The key is that it uses $_[0] as part of the argument to the kill function. That function is affected by taint checks; if $_[0] is tainted, Perl will refuse to let it or something calculated from get passed to kill. It will raise an exception instead.

Normally, an exception aborts your program. However, in this case, the statement in question is inside an eval BLOCK construct. If an exception occurs inside, only the code in that block is aborted, and the surrounding code can examine the exception by looking at the $@ variable. The above code does that to check whether it's a Perl error message starting with "Insecure", which would happen if $_[0] was tainted.

Multiplying $_[0] with zero is a trick. If $_[0] is not tainted, kill will be called. Despite the name, kill does not necessarily kill processes; it sends them signals. By multiplying with zero, you make sure that you always send signal zero, and that is a no-op that does nothing to the receiving process. Sending signal zero is normally used to check if a process with the given PID exists.

As for me, Scalar::Util has more natural way to detect tainted variables

perldoc Scalar::Util|grep taint

        use Scalar::Util qw(blessed dualvar isweak readonly refaddr re
+ftype tainted weaken isvstring looks_like_number set_prototype);
    tainted EXPR
        Return true if the result of EXPR is tainted
            $taint = tainted("constant");       # false
            $taint = tainted($ENV{PWD});        # true if running unde
+r -T
[download]

If code inside an eval block dies, that error message is captured and put inside $@. The message for doing something bad with tainted data is something like "Insecure dependency in . . . ". So if the data is tainted, $@ will match /^Insecure/.

The match actually doesn't need to run. The eval will return false if it dies, so all that's really needed is to check the return value from eval. This is what Test::Taint does.

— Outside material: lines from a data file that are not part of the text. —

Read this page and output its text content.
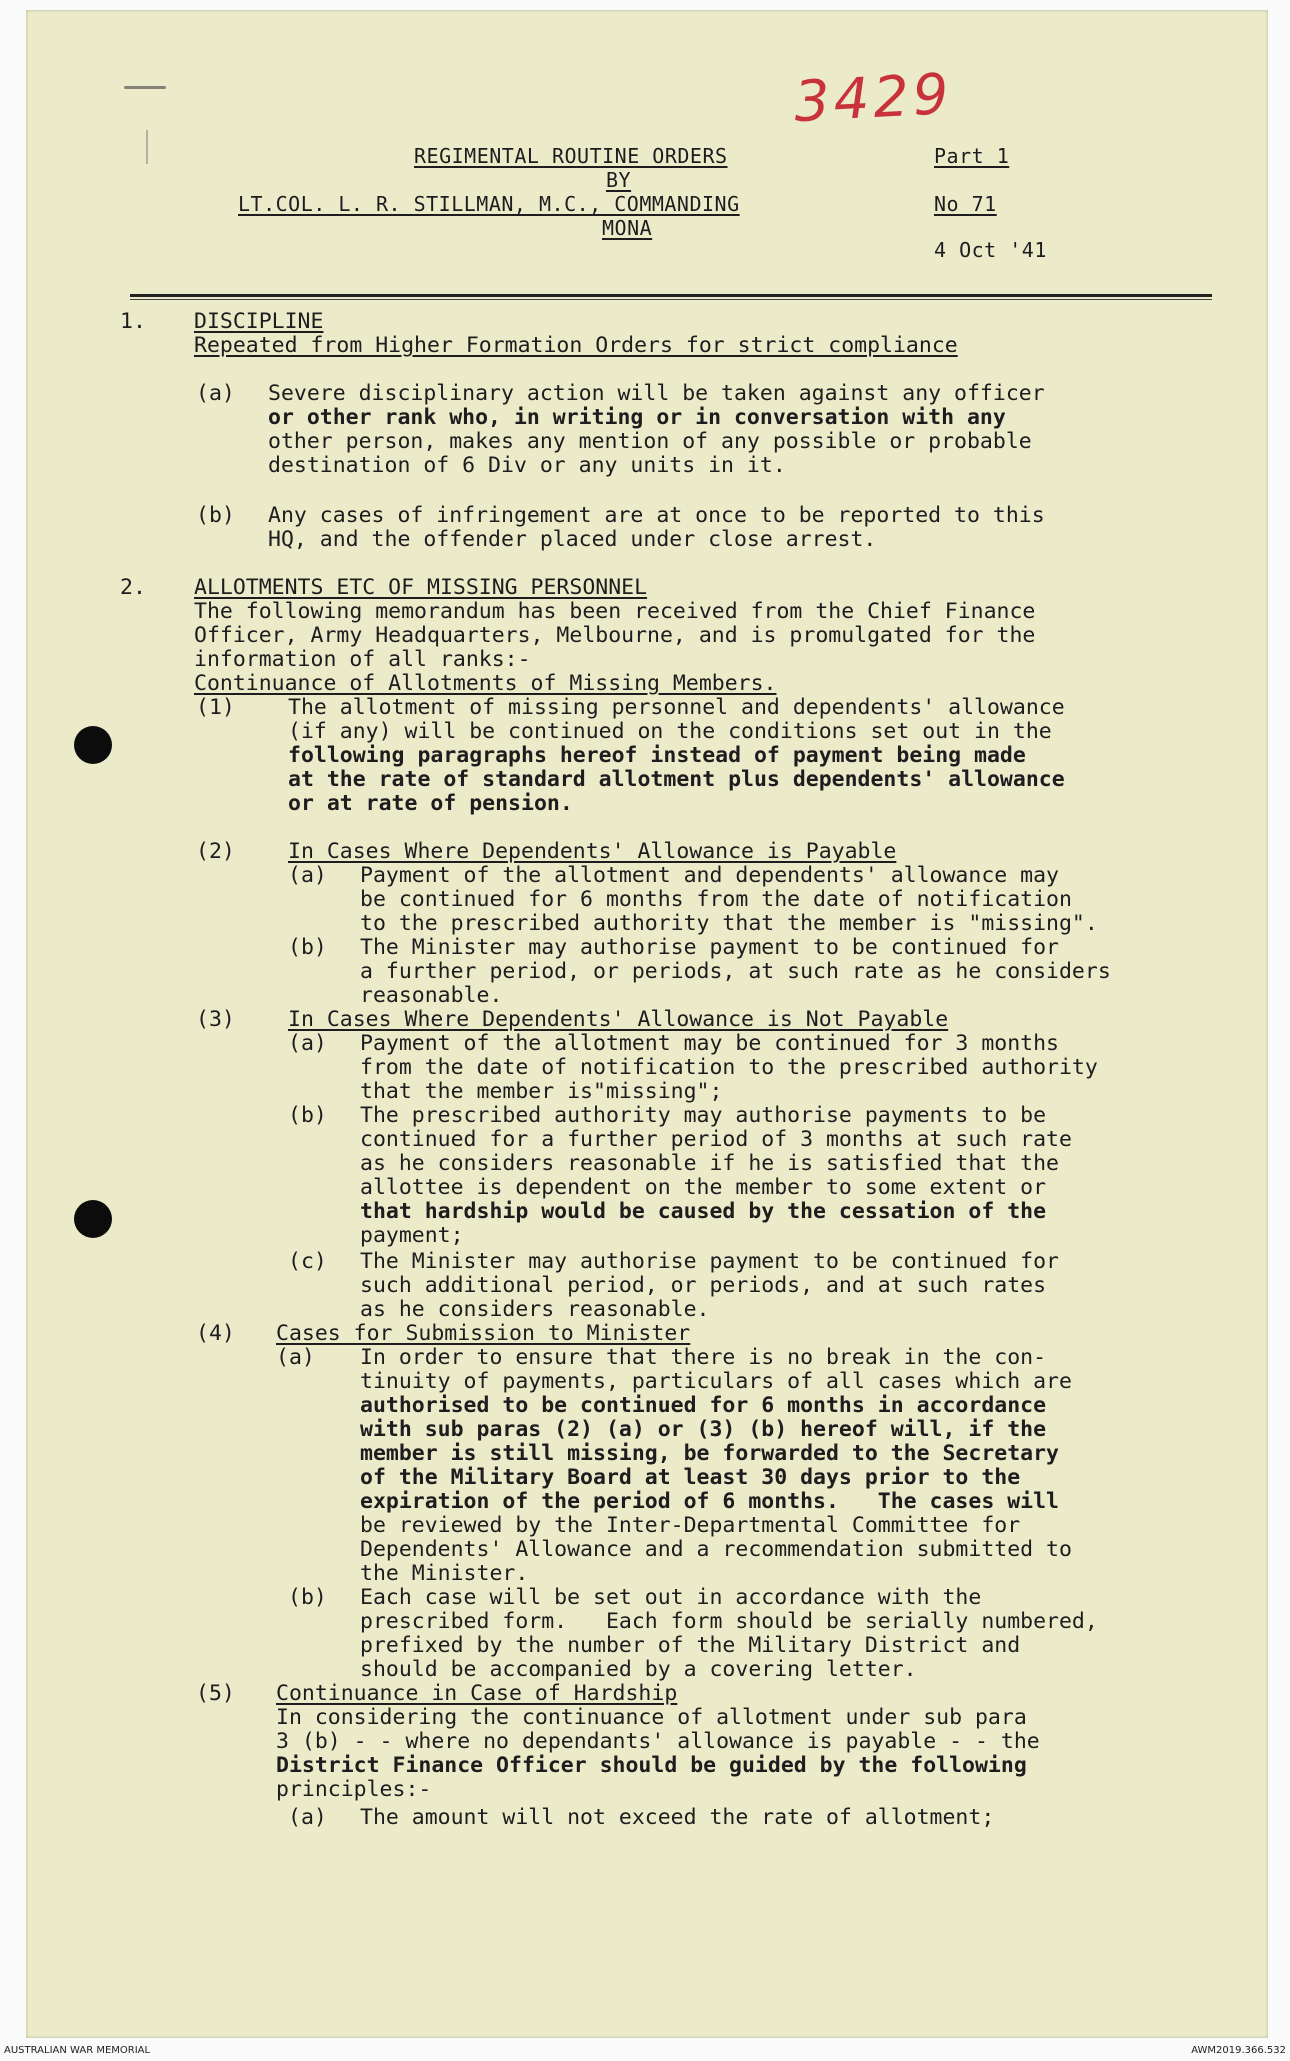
3429
REGIMENTAL ROUTINE ORDERS
BY
LT.COL. L. R. STILLMAN, M.C., COMMANDING
MONA
Part 1
No 71
4 Oct '41
1. DISCIPLINE
Repeated from Higher Formation Orders for strict compliance
(a) Severe disciplinary action will be taken against any officer
or other rank who, in writing or in conversation with any
other person, makes any mention of any possible or probable
destination of 6 Div or any units in it.
(b) Any cases of infringement are at once to be reported to this
HQ, and the offender placed under close arrest.
2. ALLOTMENTS ETC OF MISSING PERSONNEL
The following memorandum has been received from the Chief Finance
Officer, Army Headquarters, Melbourne, and is promulgated for the
information of all ranks:-
Continuance of Allotments of Missing Members.
(1) The allotment of missing personnel and dependents' allowance
(if any) will be continued on the conditions set out in the
following paragraphs hereof instead of payment being made
at the rate of standard allotment plus dependents' allowance
or at rate of pension.
(2) In Cases Where Dependents' Allowance is Payable
(a) Payment of the allotment and dependents' allowance may
be continued for 6 months from the date of notification
to the prescribed authority that the member is "missing".
(b) The Minister may authorise payment to be continued for
a further period, or periods, at such rate as he considers
reasonable.
(3) In Cases Where Dependents' Allowance is Not Payable
(a) Payment of the allotment may be continued for 3 months
from the date of notification to the prescribed authority
that the member is"missing";
(b) The prescribed authority may authorise payments to be
continued for a further period of 3 months at such rate
as he considers reasonable if he is satisfied that the
allottee is dependent on the member to some extent or
that hardship would be caused by the cessation of the
payment;
(c) The Minister may authorise payment to be continued for
such additional period, or periods, and at such rates
as he considers reasonable.
(4) Cases for Submission to Minister
(a) In order to ensure that there is no break in the con-
tinuity of payments, particulars of all cases which are
authorised to be continued for 6 months in accordance
with sub paras (2) (a) or (3) (b) hereof will, if the
member is still missing, be forwarded to the Secretary
of the Military Board at least 30 days prior to the
expiration of the period of 6 months.   The cases will
be reviewed by the Inter-Departmental Committee for
Dependents' Allowance and a recommendation submitted to
the Minister.
(b) Each case will be set out in accordance with the
prescribed form.   Each form should be serially numbered,
prefixed by the number of the Military District and
should be accompanied by a covering letter.
(5) Continuance in Case of Hardship
In considering the continuance of allotment under sub para
3 (b) - - where no dependants' allowance is payable - - the
District Finance Officer should be guided by the following
principles:-
(a) The amount will not exceed the rate of allotment;
AUSTRALIAN WAR MEMORIAL	AWM2019.366.532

You do have a syntactical error in the script. One of the lines should read as follows:

eval { kill 0 * $_[0] };
[download]

Note the use of square brackets instead of parenthesis.

Also, you asked about why only $_[0] is evaluated. The sub tainted() is apparently intended to take a single scalar as its argument. That scalar is held (loosely speaking) as the first element of the special variable @_. You can read up on that in perlvar and perlsub.

Thanks for the replies everyone, makes sense. The bracket problem I meant to mention - when I previewed the post the brackets weren't coming out, so i put parentheses in.

To get some more clarification - do I need to be running -T for this to work? I was hoping I could just pass all my parameters through it and get a "this data is OK" or "not OK".

Yes, you'll have to use -T to enable taint checking. It cannot do your work for you, though. It is merely prevents you from accidentally using unfiltered user input to perform dangerous operations. The onus for defining what data is well-formed and safe to accept and what's not, though, is still on you.

The only way to get untainted data from a tainted variable is to perform a pattern match, and capture some or all of the data. The captured data is then untainted. F.ex, if you have an input value that must only consist of digits, you could untaint it like so:

unless( $some_user_input =~ /^(\d+)$/ ) {
    die "You did not pass only digits for some_input\n";
    # or you produce an error page here or send the user back if it's 
+a CGI, f.ex
}

my $untainted_user_input = $1;
[download]

Now you can perform dangerous operations using $untainted_user_input.

Of course, nothing stops you from using /(.*)/s as the test pattern, therefor accepting any input at all and thus defeating the point of taint checks.

Ovid's excellent CGI course has an enlightening chapter on how to untaint data sensibly, treating taint checking as an ally that will help you avoid getting exploited.

There are modules on CPAN that will help you with common untainting tasks — look for the various Untaint modules.

Makeshifts last the longest.

However, if $_[0] is tainted, then the code will die with "Insecure dependency in kill while running with -T switch at -e line 1, <STDIN> l ine 1.". So if $_[0] is tainted, $@ matches. If $_[0] is not tainted, no match.